Cabe destacar que para los amantes de Will Ferrell, aquí lo vemos actuando fiel a su estilo de comedia, por lo que quienes gustan de su humor, llegaron a la película correcta. Otro punto para Mel Gibson que hace perfecto el papel de rudo, irónico y despreocupado.

A diferencia de «La Navidad de las madres rebeldes», aquí las bromas se enfocan en las situaciones inesperadas que se van provocando constantemente y en diálogos insólitos y no grotescos para hacer reír. No es que un humor sea mejor que el otro, solo que en la versión masculina se logró mucho, pero mucho mejor. Un buen spin-off sería juntar a los adultos mayores de ambas películas y mandarlos de vacaciones.

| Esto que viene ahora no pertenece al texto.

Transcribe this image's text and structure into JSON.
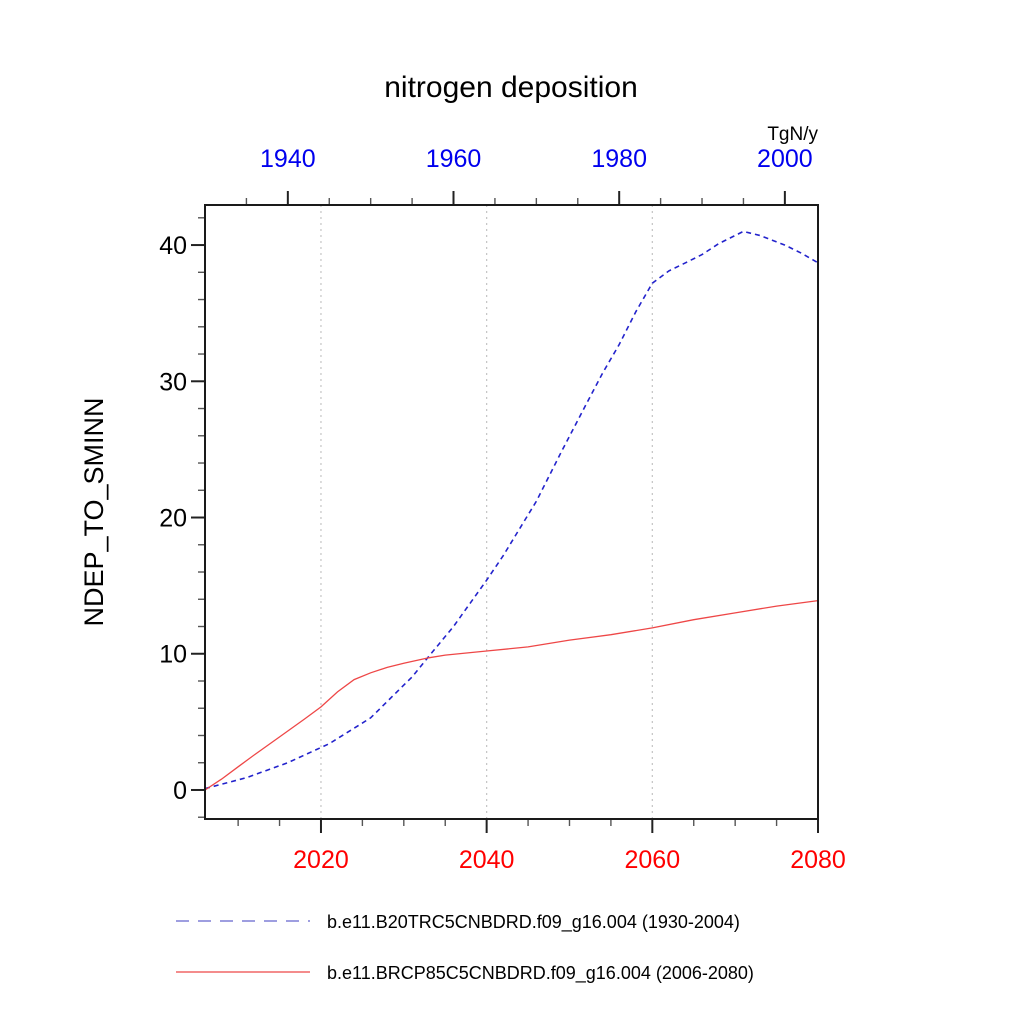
{
  "title": "nitrogen deposition",
  "unit_label": "TgN/y",
  "y_axis_title": "NDEP_TO_SMINN",
  "colors": {
    "top_axis_labels": "#0000ee",
    "bottom_axis_labels": "#ff0000",
    "gridline": "#c4c4c4",
    "axis_frame": "#1a1a1a",
    "series_historical": "#2323cc",
    "series_historical_legend": "#9191dc",
    "series_rcp85": "#ee4747"
  },
  "chart_data": {
    "type": "line",
    "title": "nitrogen deposition",
    "ylabel": "NDEP_TO_SMINN",
    "unit": "TgN/y",
    "grid": {
      "vertical_gridlines_bottom_years": [
        2020,
        2040,
        2060
      ],
      "horizontal": false
    },
    "axes": {
      "bottom": {
        "range": [
          2006,
          2080
        ],
        "major_ticks": [
          2020,
          2040,
          2060,
          2080
        ],
        "minor_step": 5,
        "label_color": "#ff0000"
      },
      "top": {
        "range": [
          1930,
          2004
        ],
        "major_ticks": [
          1940,
          1960,
          1980,
          2000
        ],
        "minor_step": 5,
        "label_color": "#0000ee"
      },
      "left": {
        "range": [
          -2.13,
          42.94
        ],
        "major_ticks": [
          0,
          10,
          20,
          30,
          40
        ],
        "minor_step": 2
      }
    },
    "series": [
      {
        "name": "b.e11.B20TRC5CNBDRD.f09_g16.004 (1930-2004)",
        "axis": "top",
        "style": "dashed",
        "color": "#2323cc",
        "legend_color": "#9191dc",
        "points": [
          [
            1930,
            0.1
          ],
          [
            1935,
            0.9
          ],
          [
            1940,
            2.0
          ],
          [
            1945,
            3.4
          ],
          [
            1950,
            5.3
          ],
          [
            1955,
            8.3
          ],
          [
            1957,
            9.8
          ],
          [
            1960,
            12.0
          ],
          [
            1962,
            13.7
          ],
          [
            1964,
            15.4
          ],
          [
            1966,
            17.2
          ],
          [
            1968,
            19.2
          ],
          [
            1970,
            21.2
          ],
          [
            1973,
            24.8
          ],
          [
            1976,
            28.3
          ],
          [
            1978,
            30.6
          ],
          [
            1980,
            32.7
          ],
          [
            1982,
            35.1
          ],
          [
            1984,
            37.2
          ],
          [
            1986,
            38.1
          ],
          [
            1988,
            38.7
          ],
          [
            1990,
            39.3
          ],
          [
            1992,
            40.1
          ],
          [
            1995,
            41.0
          ],
          [
            1997,
            40.7
          ],
          [
            2000,
            40.0
          ],
          [
            2002,
            39.4
          ],
          [
            2004,
            38.7
          ]
        ]
      },
      {
        "name": "b.e11.BRCP85C5CNBDRD.f09_g16.004 (2006-2080)",
        "axis": "bottom",
        "style": "solid",
        "color": "#ee4747",
        "legend_color": "#ee4747",
        "points": [
          [
            2006,
            0.0
          ],
          [
            2008,
            0.8
          ],
          [
            2010,
            1.7
          ],
          [
            2012,
            2.6
          ],
          [
            2015,
            3.9
          ],
          [
            2018,
            5.2
          ],
          [
            2020,
            6.1
          ],
          [
            2022,
            7.2
          ],
          [
            2024,
            8.1
          ],
          [
            2026,
            8.6
          ],
          [
            2028,
            9.0
          ],
          [
            2030,
            9.3
          ],
          [
            2033,
            9.7
          ],
          [
            2035,
            9.9
          ],
          [
            2040,
            10.2
          ],
          [
            2045,
            10.5
          ],
          [
            2050,
            11.0
          ],
          [
            2055,
            11.4
          ],
          [
            2060,
            11.9
          ],
          [
            2065,
            12.5
          ],
          [
            2070,
            13.0
          ],
          [
            2075,
            13.5
          ],
          [
            2080,
            13.9
          ]
        ]
      }
    ],
    "legend": {
      "position": "below-plot",
      "entries": [
        {
          "label": "b.e11.B20TRC5CNBDRD.f09_g16.004 (1930-2004)",
          "style": "dashed"
        },
        {
          "label": "b.e11.BRCP85C5CNBDRD.f09_g16.004 (2006-2080)",
          "style": "solid"
        }
      ]
    }
  }
}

Escenas como Will Ferrell explicando a su hijastro que es mejor quedarse en la friendzone porque es mejor tener una amiga que el corazón roto, Mel Gibson incentivando a su nieto a que deje de usar las barras para niños en el bowling, o la locura que sienten los adultos cuando se enteran que una niña está tocando el bien más preciado por ellos, el termostato, hacen que esta película cumpla con creces su misión de divertir en Navidad.

Con la participación de John Cena, el final con todos los personajes reunidos se transforma es una gran fiesta de eventos desastrosos y con giros que nos irán sorprendiendo, como el primer beso de uno de los niños, que hacen que la historia no sea una Navidad forzada, sino que de real comedia para esta época del año.